In the Fargo release we introduced a new concept: Domains. In this blog post you can find a description of what Domains exactly are and why and how you should configure them.
A Domain is a logical grouping of Storage Routers. You can compare a domain to an availability zone in OpenStack or a region in AWS. A Domain typically group Storage Routers which can fail for a common reason f.e. because they are on the same power feed or within the same datacenter.
Open vStorage can survive a node failure without any data loss for the VMs on that node. Even data in the write buffer which isn’t on the backend yet is safeguarded on another node by the Distributed Transaction Log. The key element in having no data loss is that the node running the volume and the node running the DTL should not be down at the same time. To limit the risk of both being down at the same time, you should make sure the the DTL is on a node which is not on the same rack or on the same power feed. The Open vStorage can of course not detect which servers are in the same rack so it is up to the user to define different Domains and assign Storage Routers to them.
As a first step create the different Domains in the Administration section (Administration > Domains). You are free to select how you want to group the Storage Routers. A few possible examples are per rack, power feed or even per datacenter, … . In the below example we have grouped the Storage Routers per datacenter.
Next, go to the detail page of each Storage Router and click the edit button.
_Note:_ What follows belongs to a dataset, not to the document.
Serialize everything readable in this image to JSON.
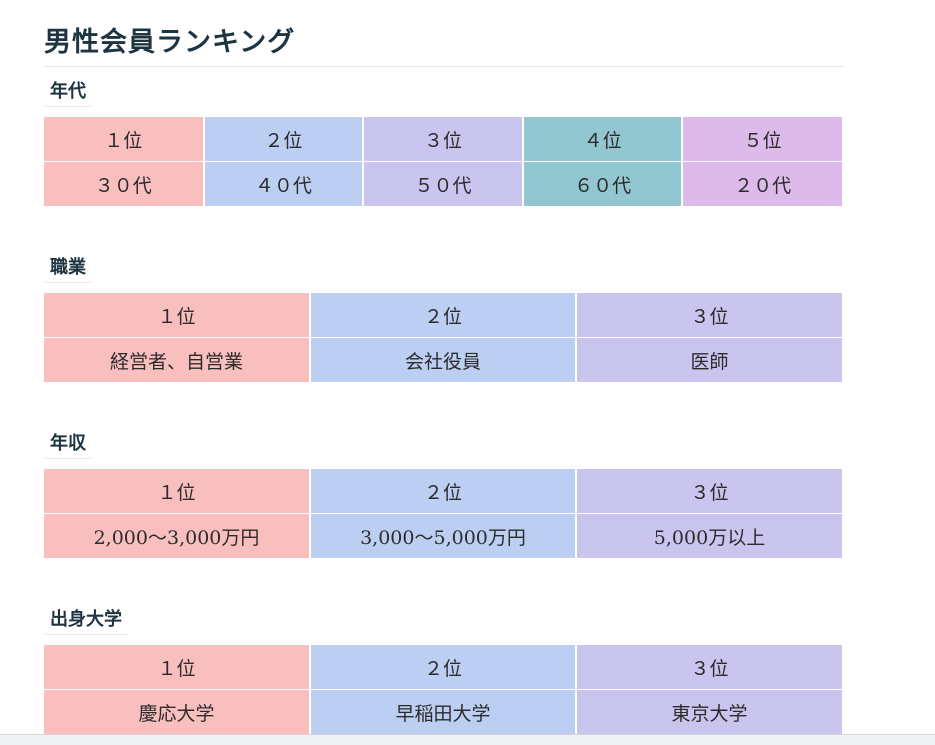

Select the Domain, where the actual volumes is hosted, and optionally select a Recovery Domain. In case the Recovery Domain is empty, the DTL will be located in the Domain of the Storage Router. In case a Recovery Domain is selected, it will host the DTL for volumes being served by that Storage Router. Note that you can only assign a Domain as Recovery Domain if at least a single Storage Router is using it as Domain. To make sure that the latency of the DTL doesn’t become a bottleneck for the write IO it strongly advised to have a low latency network between the Storage Routers in the Domain and the Recovery Domain.
Another area where Domains play a role is the location of the MetaDataServer (MDS). The master and a slave MDS will always be located in the Domain of the Storage Router.
In case you configure a Recovery Domain, a MDS slave will also be located on one of the hosts of the Recovery Domain. This additional slave will make sure there is only a limited metadata rebuild necessary to bring the volume live.